In a distressing story yesterday, the Asbury Park Press reported:
Some New Jersey homeowners signed up for housing aid to help them get their financial footing after Superstorm Sandy, only to later discover that an overwhelmed program actually may be sinking their credit scores.
Liz Vargo, a 64-year-old retiree in Point Pleasant, Ocean County, enrolled in the Sandy Homeowner and Renter Assistance Program after flooding from the October 2012 storm filled her basement with four feet of water. She racked up a few thousand dollars in credit card debt replacing the uninsured contents of her basement and was planning on using the money she was saving from SHRAP, which was covering her mortgage and utilities, to pay it down when she signed up in January.
It wasn't long before she started getting calls from her mortgage lender. It turns out her February bill — due on the first of the month — wasn't paid until Feb. 24. Then March’s payment wasn't made until April 24 and April’s wasn't received until May 8. She even got a foreclosure notice as SHRAP failed time and time again to make timely payments.
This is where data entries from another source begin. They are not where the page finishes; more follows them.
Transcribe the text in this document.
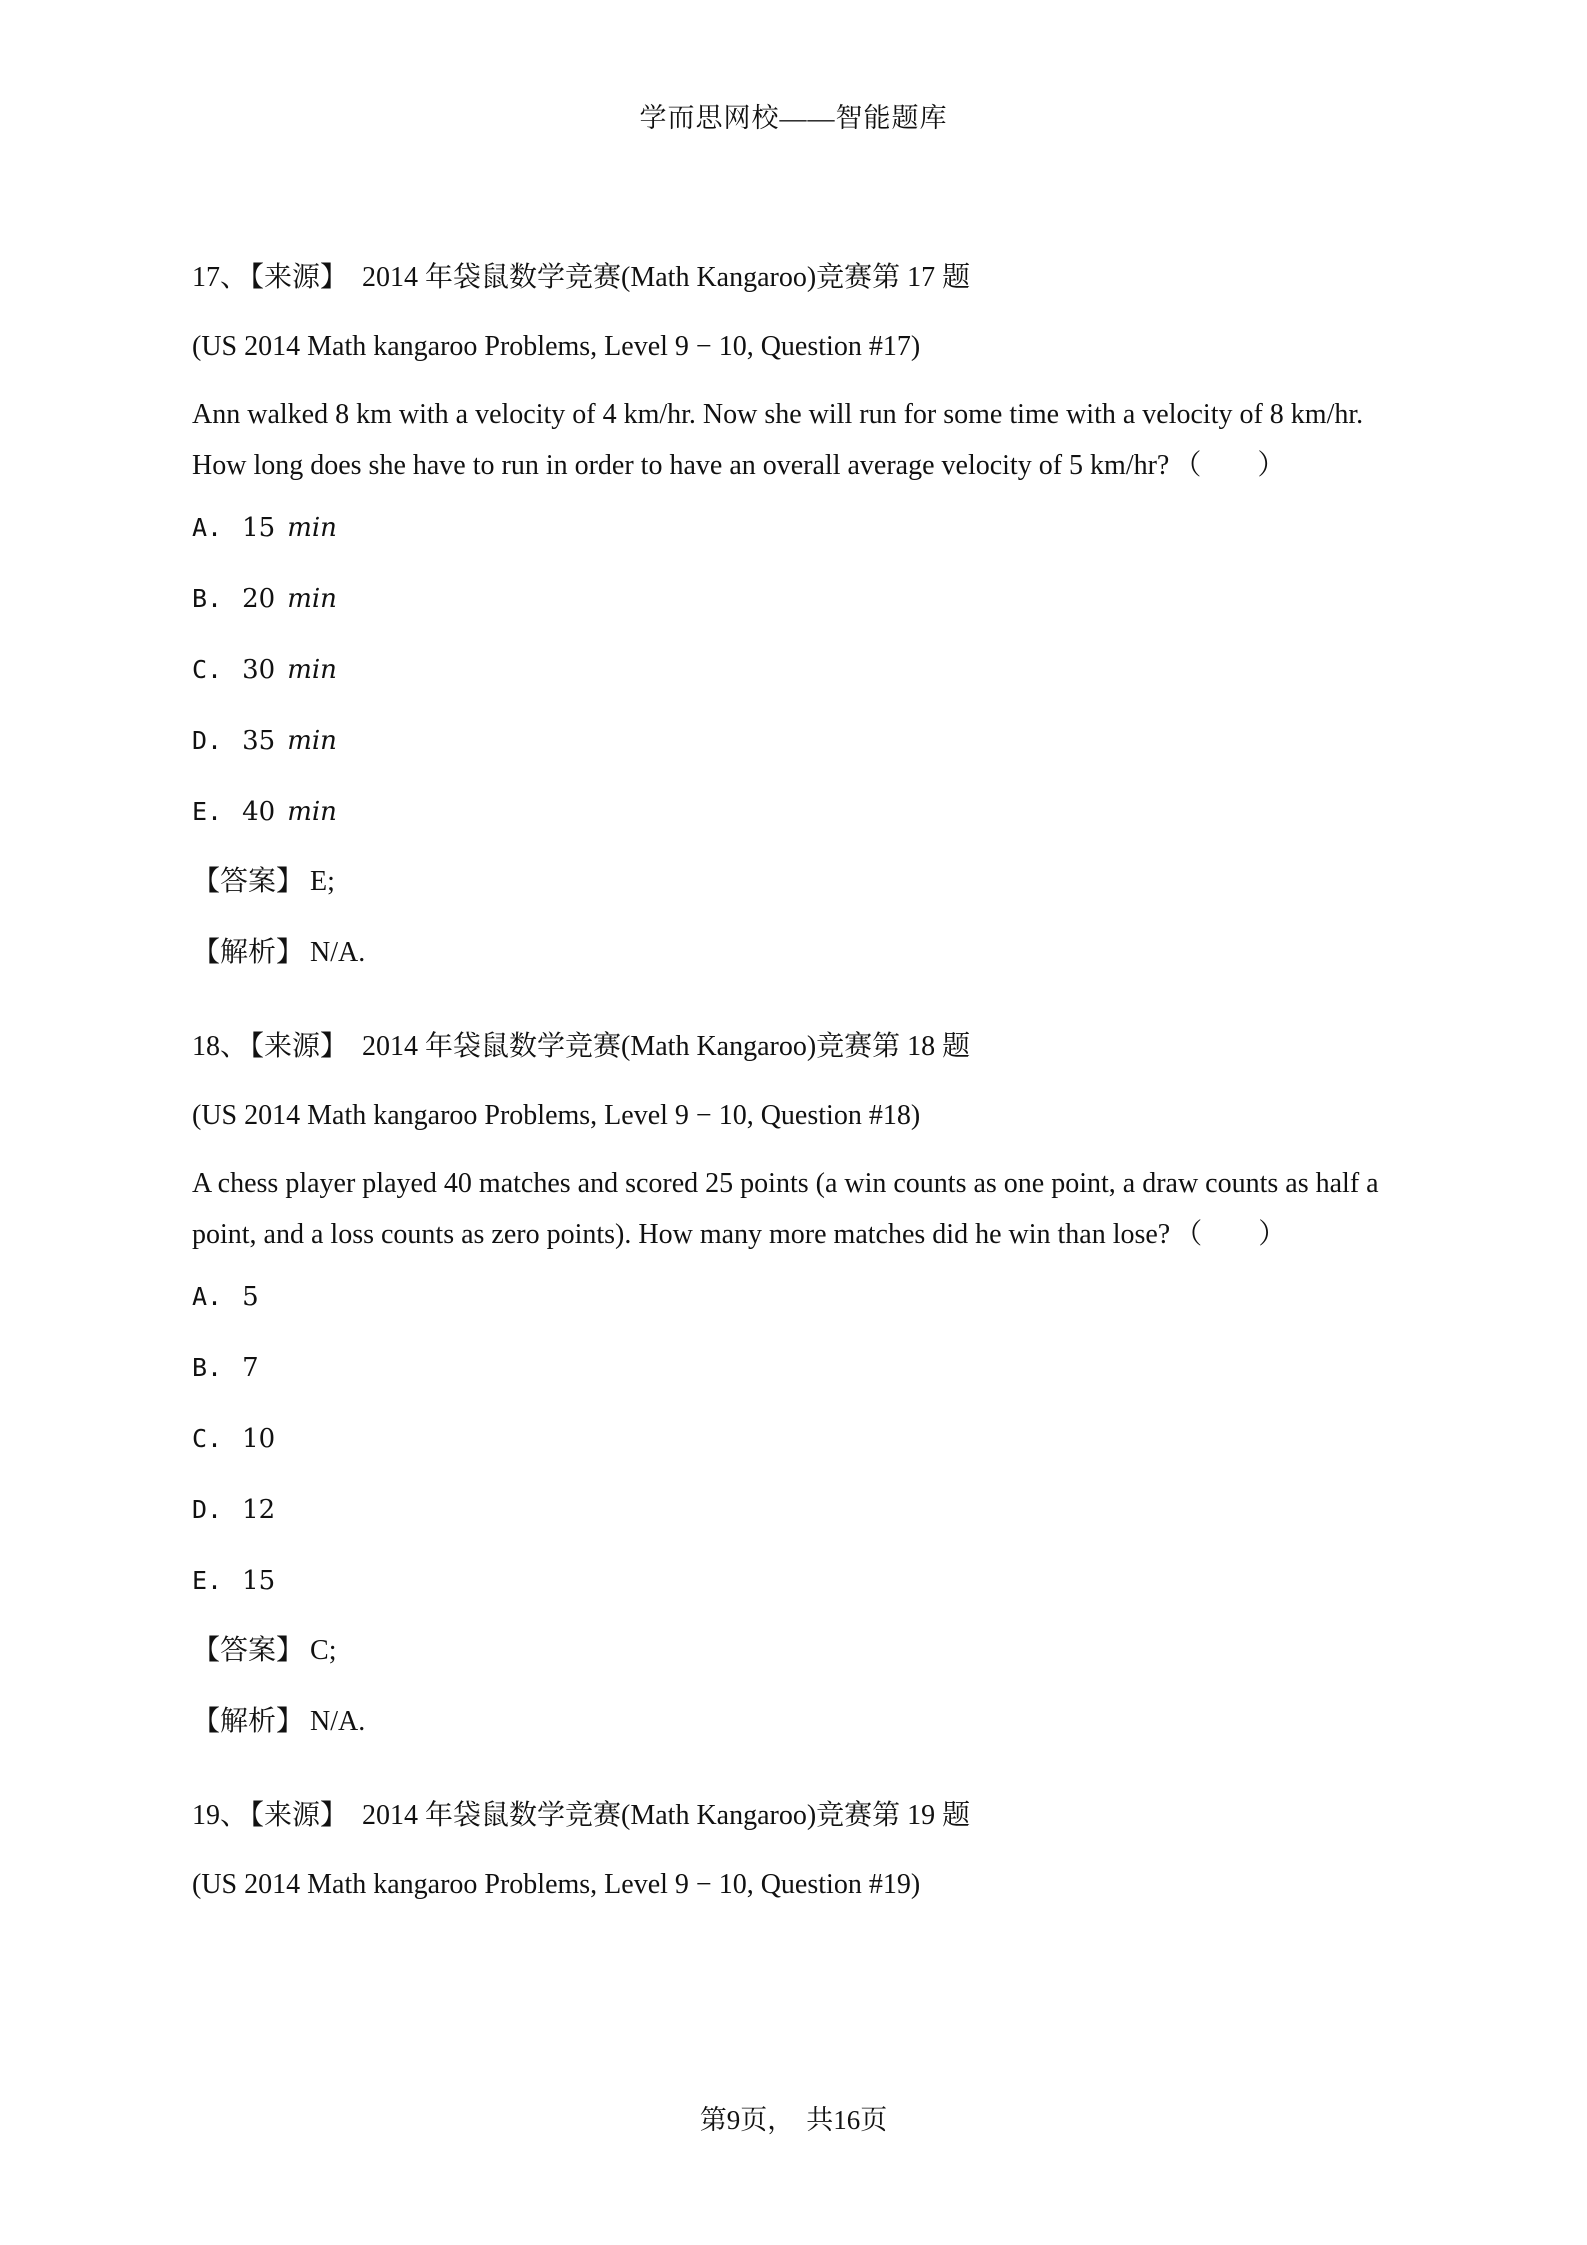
学而思网校——智能题库
17、【来源】 2014 年袋鼠数学竞赛(Math Kangaroo)竞赛第 17 题
(US 2014 Math kangaroo Problems, Level 9 − 10, Question #17)
Ann walked 8 km with a velocity of 4 km/hr. Now she will run for some time with a velocity of 8 km/hr. How long does she have to run in order to have an overall average velocity of 5 km/hr? （　　）
A. 15 min
B. 20 min
C. 30 min
D. 35 min
E. 40 min
【答案】 E;
【解析】 N/A.
18、【来源】 2014 年袋鼠数学竞赛(Math Kangaroo)竞赛第 18 题
(US 2014 Math kangaroo Problems, Level 9 − 10, Question #18)
A chess player played 40 matches and scored 25 points (a win counts as one point, a draw counts as half a point, and a loss counts as zero points). How many more matches did he win than lose? （　　）
A. 5
B. 7
C. 10
D. 12
E. 15
【答案】 C;
【解析】 N/A.
19、【来源】 2014 年袋鼠数学竞赛(Math Kangaroo)竞赛第 19 题
(US 2014 Math kangaroo Problems, Level 9 − 10, Question #19)
第9页， 共16页
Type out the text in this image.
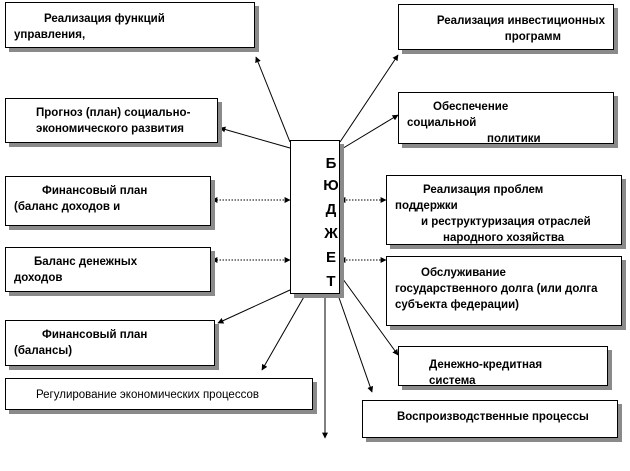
Б
Ю
Д
Ж
Е
Т
Реализация функций
управления,
Прогноз (план) социально-
экономического развития
Финансовый план
(баланс доходов и
Баланс денежных
доходов
Финансовый план
(балансы)
Регулирование экономических процессов
Реализация инвестиционных
программ
Обеспечение
социальной
политики
Реализация проблем
поддержки
и реструктуризация отраслей
народного хозяйства
Обслуживание
государственного долга (или долга
субъекта федерации)
Денежно-кредитная
система
Воспроизводственные процессы
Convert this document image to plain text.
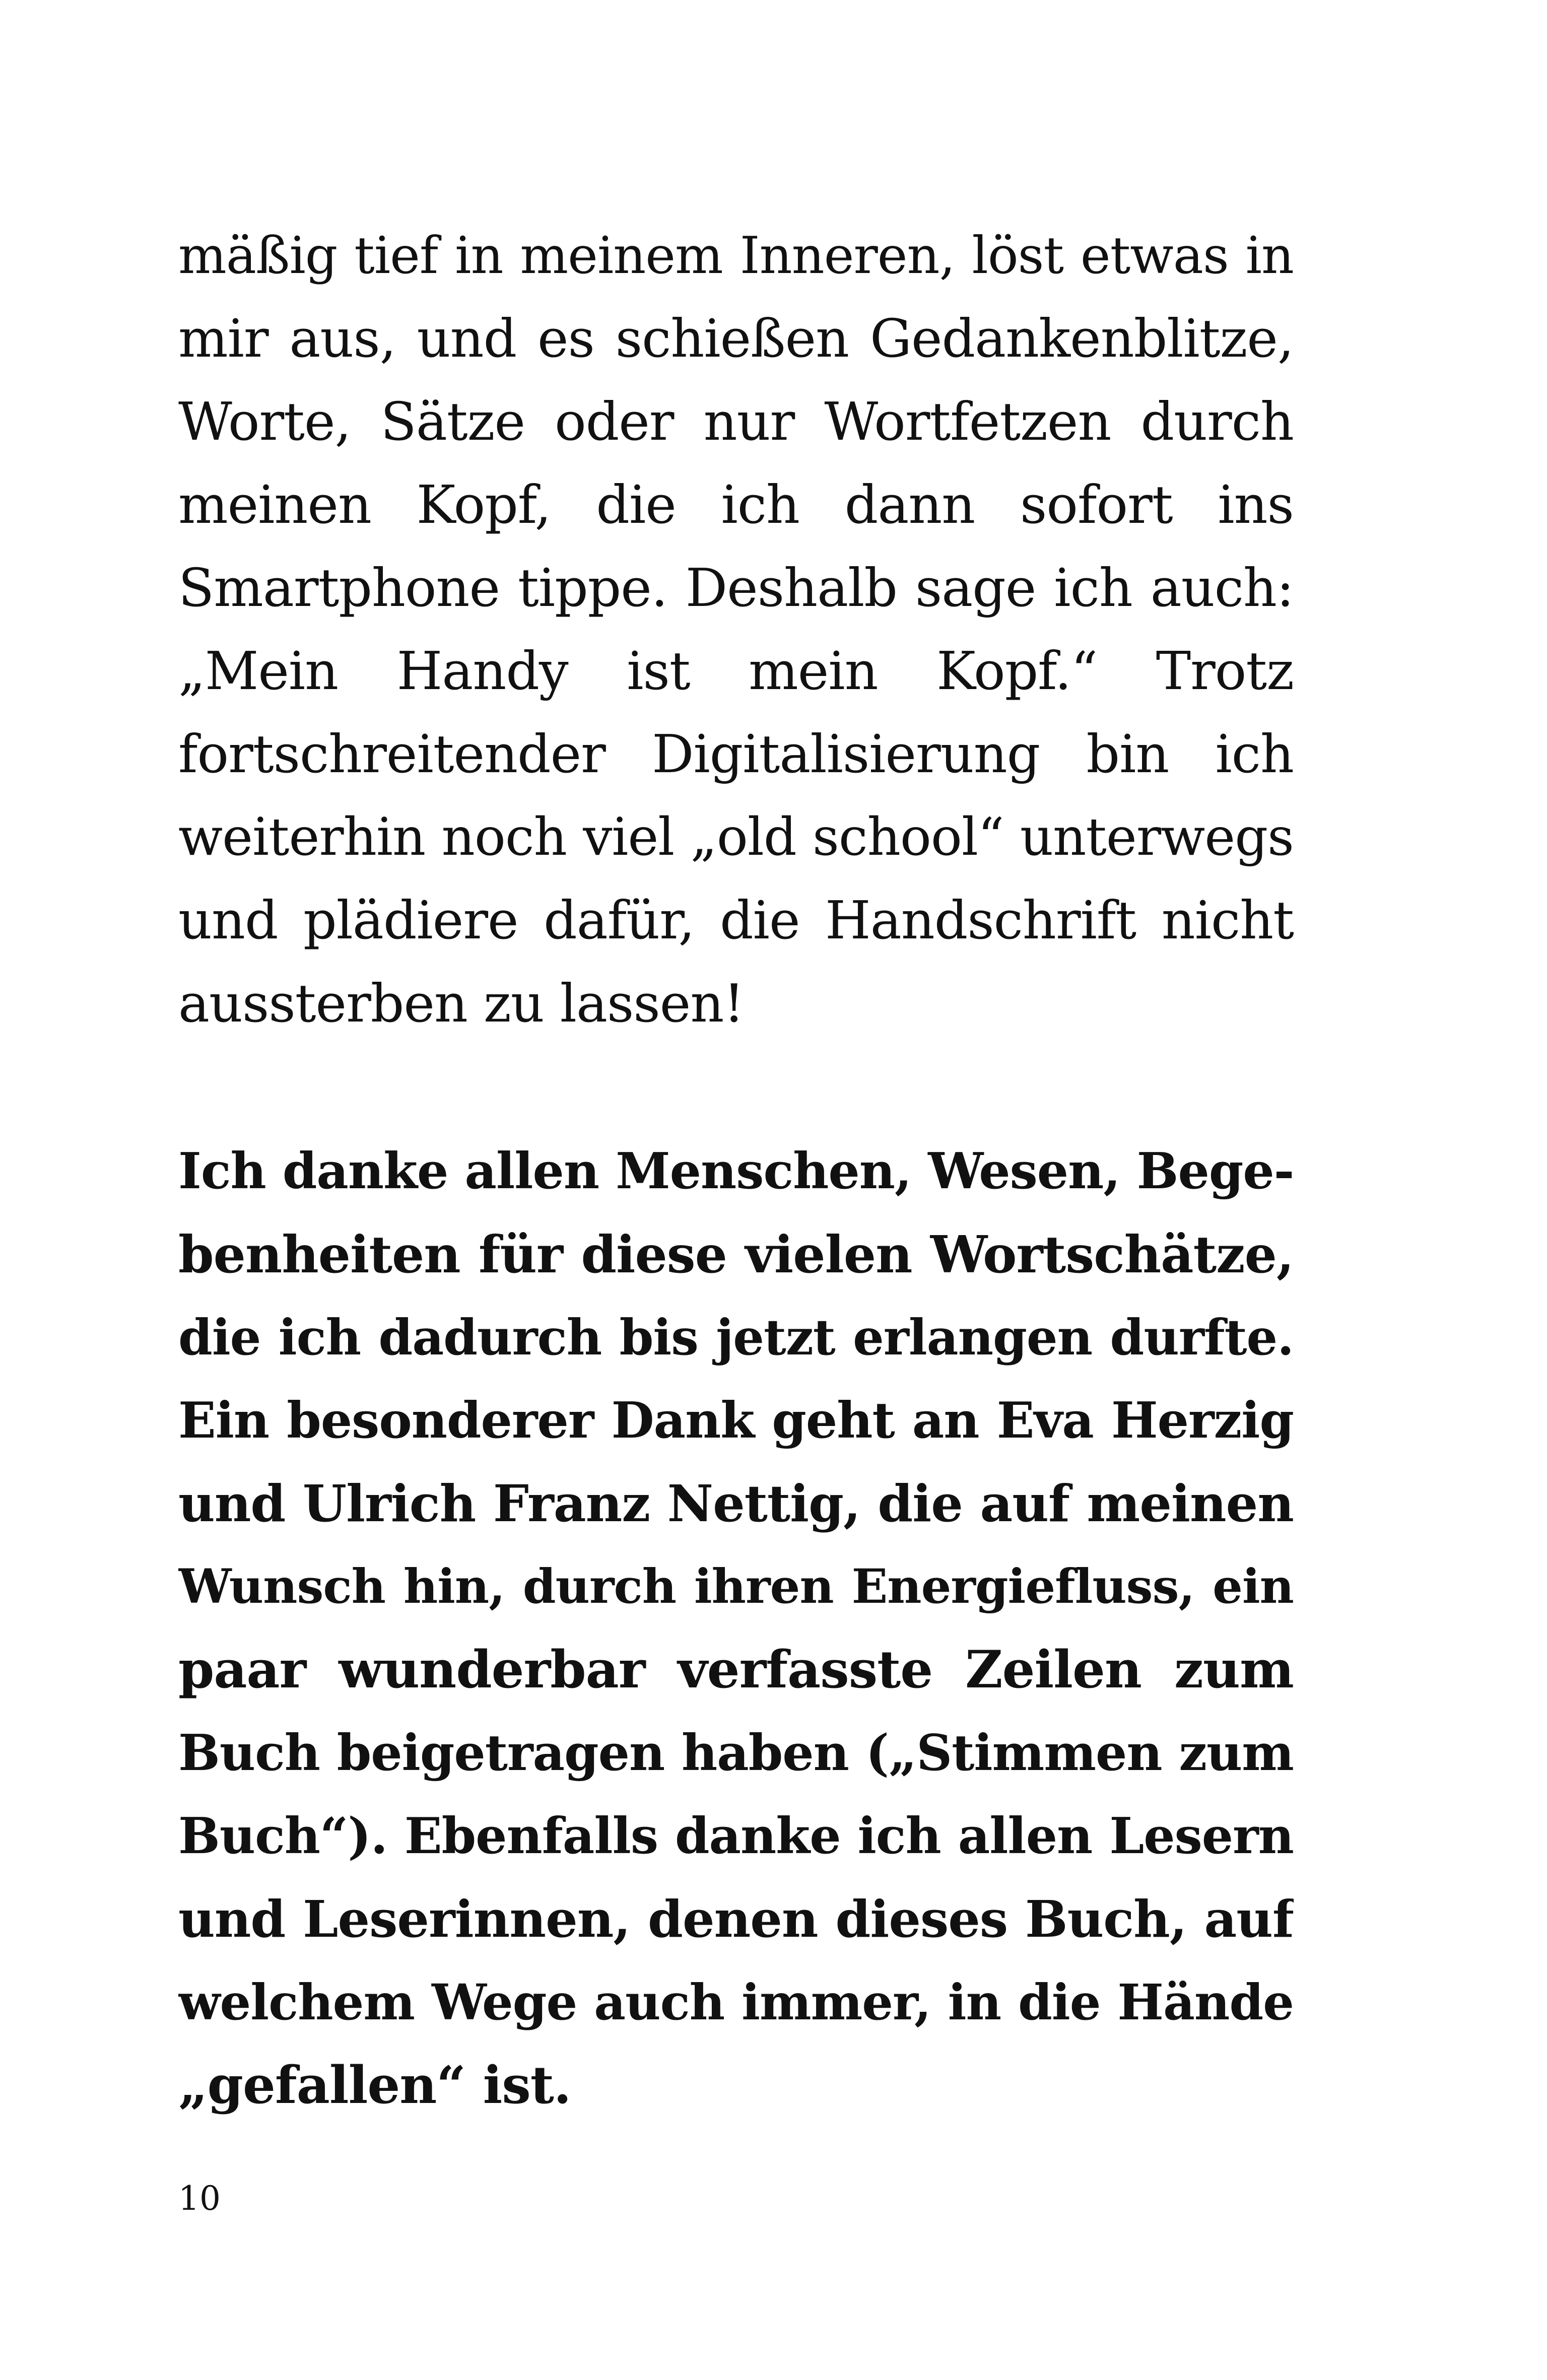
mäßig tief in meinem Inneren, löst etwas in
mir aus, und es schießen Gedankenblitze,
Worte, Sätze oder nur Wortfetzen durch
meinen Kopf, die ich dann sofort ins
Smartphone tippe. Deshalb sage ich auch:
„Mein Handy ist mein Kopf.“ Trotz
fortschreitender Digitalisierung bin ich
weiterhin noch viel „old school“ unterwegs
und plädiere dafür, die Handschrift nicht
aussterben zu lassen!
Ich danke allen Menschen, Wesen, Bege-
benheiten für diese vielen Wortschätze,
die ich dadurch bis jetzt erlangen durfte.
Ein besonderer Dank geht an Eva Herzig
und Ulrich Franz Nettig, die auf meinen
Wunsch hin, durch ihren Energiefluss, ein
paar wunderbar verfasste Zeilen zum
Buch beigetragen haben („Stimmen zum
Buch“). Ebenfalls danke ich allen Lesern
und Leserinnen, denen dieses Buch, auf
welchem Wege auch immer, in die Hände
„gefallen“ ist.
10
Mortgages are the type of bill held in the highest regard by lenders, according to Adam Levin, chairman and co-founder of Credit.com and former director of the New Jersey Division of Consumer Affairs. That means a single reported late payment especially can be damaging, resulting in a 25- to 75-point hit to their credit score.
“When the state falls behind, that effectively means you are falling behind,” Levin said. “Then what you’re saying is that although you’re helping me stay in my home, you’re making the rest of my life more expensive.”